We know that traditional zoning and development codes, as applied by nearly every one of our hundreds of members across Michigan, can be harmful to building strong, prosperous communities. We have major statewide initiatives to support locals in wrestling their regulations around to something that does what they want-Redevelopment Ready Communities to help identify and clear away procedural obstacles that prevent good development, and the MIplace partnership‘s ongoing focus on form-based approaches that support the creation of great places.
So why has progress been so slow-why do rules that actively hinder the development that we say we want persist in most of our cities and villages? Last week, we hosted a workshop that connected five of our cities with a team of national development code-writing experts convened by Congress for the New Urbanism to dig into this question.
Together, the group talked through the cities’ development priorities, and what code-related barriers stood in the way of success on these issues. While this working session was just one part of a larger effort by CNU to support national reform, a few observations stuck out to me.

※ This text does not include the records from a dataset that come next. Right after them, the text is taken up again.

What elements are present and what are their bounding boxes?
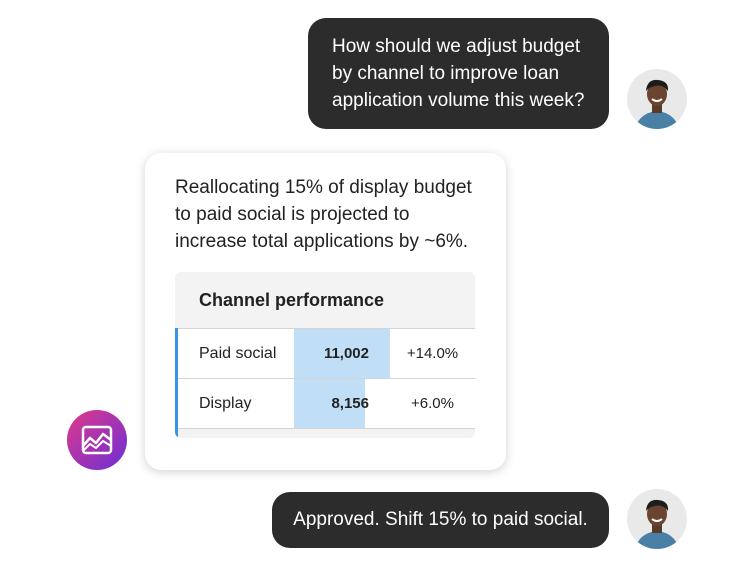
user-avatar [627,69,687,129]
text-line: application volume this week? [332,90,585,111]
text-line: Reallocating 15% of display budget [175,177,472,198]
table-row: Display 8,156 +6.0% [178,378,475,428]
table-row-end [178,428,475,438]
change-value: +14.0% [406,345,459,362]
volume-cell: 11,002 [294,329,390,378]
message-text: How should we adjust budget by channel t… [332,33,584,114]
text-line: How should we adjust budget [332,36,581,57]
user-avatar [627,489,687,549]
volume-bar [294,329,390,378]
message-text: Approved. Shift 15% to paid social. [293,509,588,530]
user-message: Approved. Shift 15% to paid social. [272,492,609,548]
text-line: increase total applications by ~6%. [175,231,469,252]
avatar-image [635,79,679,129]
change-value: +6.0% [411,395,454,412]
volume-cell: 8,156 [294,379,390,428]
avatar-image [635,499,679,549]
user-message: How should we adjust budget by channel t… [308,18,609,129]
volume-value: 8,156 [331,395,369,412]
volume-bar [294,379,366,428]
table-title: Channel performance [199,290,385,310]
volume-value: 11,002 [323,345,369,362]
text-line: by channel to improve loan [332,63,560,84]
assistant-message: Reallocating 15% of display budget to pa… [145,153,506,470]
assistant-icon [81,425,113,455]
text-line: to paid social is projected to [175,204,410,225]
assistant-avatar [67,410,127,470]
channel-name: Display [199,395,252,412]
channel-name: Paid social [199,345,277,362]
table-body: Paid social 11,002 +14.0% Display 8,156 +6.0% [175,328,475,438]
table-row: Paid social 11,002 +14.0% [178,328,475,378]
performance-table: Channel performance Paid social 11,002 +14… [175,272,475,438]
message-text: Reallocating 15% of display budget to pa… [175,174,472,255]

- Better development codes don’t have to be via a full scale “Form-Based Code.” The starting point of the conversation was how to streamline adoption of FBCs, as the best tool for building the places we want. Considering the limited resources (political, staff time, financial) of most of our communities, though, incremental improvements to existing, traditional zoning may allow more progress. Local staff can look to the Lean Code Tool for tactics to apply locally, or may consider implementing a FBC only for a single key district, rather than community-wide. In any case, the goal is to increase the attention the regulations pay to form, reducing the emphasis on separation of uses.
- Prioritize-don’t try to fix everything. Even the largest city in our focus group, with the most staff capacity, said they were overwhelmed by the scale of their code reform needs. (When asked to bring a priority need to focus on, they brought six.) Focusing time and resources to make the rules work better in a few important places within the community can be more effective than trying to fix everything at once. Communities looking to undertake code reform should focus attention on strengthening their traditional downtown (if they have one), on areas facing heavy development pressure (to ensure that interest supports local placemaking needs), and on neighborhood centers (especially in low-income or minority neighborhoods where support is needed to correct past disinvestment).

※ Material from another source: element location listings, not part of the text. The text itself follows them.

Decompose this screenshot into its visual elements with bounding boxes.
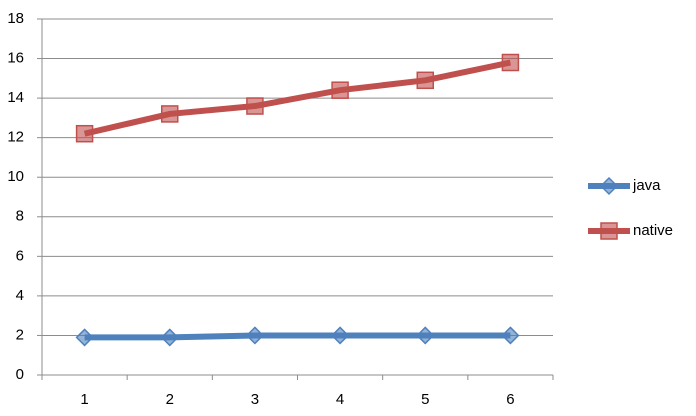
y-tick-label: 12	[7, 129, 24, 146]
y-tick-label: 0	[16, 366, 24, 383]
data-point	[416, 71, 434, 90]
x-tick-label: 5	[421, 391, 429, 408]
data-point	[331, 81, 349, 99]
x-tick-label: 2	[166, 391, 174, 408]
x-tick-label: 3	[251, 391, 259, 408]
data-point	[75, 124, 94, 143]
y-tick-label: 10	[7, 168, 24, 185]
data-point	[245, 326, 264, 345]
y-tick-label: 16	[7, 50, 24, 67]
data-point	[160, 328, 179, 347]
y-tick-label: 4	[16, 287, 24, 304]
y-tick-label: 6	[16, 247, 24, 264]
legend-marker	[599, 176, 619, 196]
legend-label: java	[632, 177, 661, 194]
series-line	[84, 332, 511, 341]
data-point	[416, 326, 435, 345]
legend-label: native	[633, 222, 673, 239]
x-tick-label: 6	[506, 391, 514, 408]
y-tick-label: 14	[7, 89, 24, 106]
y-tick-label: 18	[7, 10, 24, 27]
series-line	[83, 59, 512, 137]
x-tick-label: 4	[336, 391, 344, 408]
x-tick-label: 1	[80, 391, 88, 408]
data-point	[501, 326, 520, 345]
data-point	[161, 105, 179, 123]
legend-marker	[600, 222, 618, 240]
y-tick-label: 8	[16, 208, 24, 225]
data-point	[331, 326, 350, 345]
y-tick-label: 2	[16, 326, 24, 343]
data-point	[501, 53, 520, 72]
data-point	[75, 328, 94, 347]
data-point	[246, 97, 264, 115]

- Residential areas are difficult. The planning profession has done a spectacular job of convincing people that a neighborhood should be made up exclusively of single-family, owner-occupied houses. As a profession, we’ve admitted that we were wrong, and that we’ve done a lot of damage by imposing that norm on traditional neighborhoods through zoning ordinances, and we have tools for walking back some of those mistakes.

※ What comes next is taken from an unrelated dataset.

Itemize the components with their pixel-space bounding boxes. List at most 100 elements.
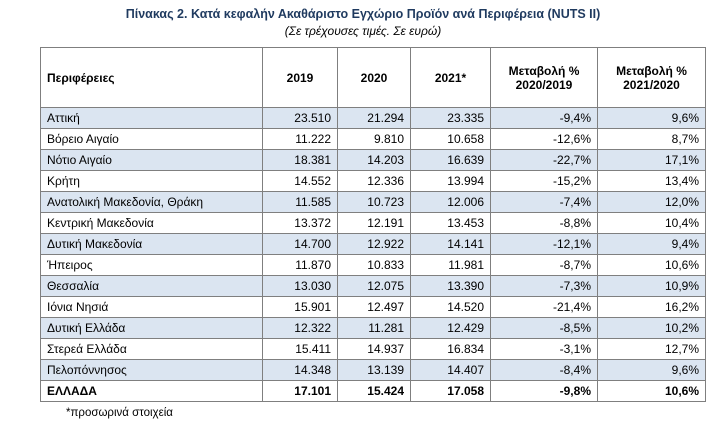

But old habits are hard to shift, especially when working with residents whose homes are both quality of life and investment. When identifying priorities, post-war subdivisions may not be on the list in most cities-instead, we should think about repairing downtown-adjacent traditional neighborhoods. These are both the places that already have precedent for missing middle housing choices and small businesses alongside single-family houses, and where conventional zoning has created holes in the neighborhood fabric.
- Finally, communities need good examples. Nearly all the specific needs that our panel of communities brought to the national resource team were issues for which known-good tools or approaches already exist. The difficulty is in sharing that knowledge across our 500+ member communities, especially to the staff that are wearing several different hats and spread too thinly to search out those tools.
This last observation is where the League has the clearest role. We’ve been very successful in spreading awareness of placemaking to our membership over the past few years, but communities still need good, on-the-ground examples of, say, how to allow new homes that fit onto historic 33-foot-wide lots, or how to provide for more missing middle housing options without fear that college student housing will saturate the neighborhood.
I’m definitely looking forward to further work with the CNU team, as well–thanks to Matt from DPZ, Karen from Opticos, Susan from Placemakers, Marcy from Urbsworks, and Mary from Farrell-Madden for three days of making my head spin with their expertise.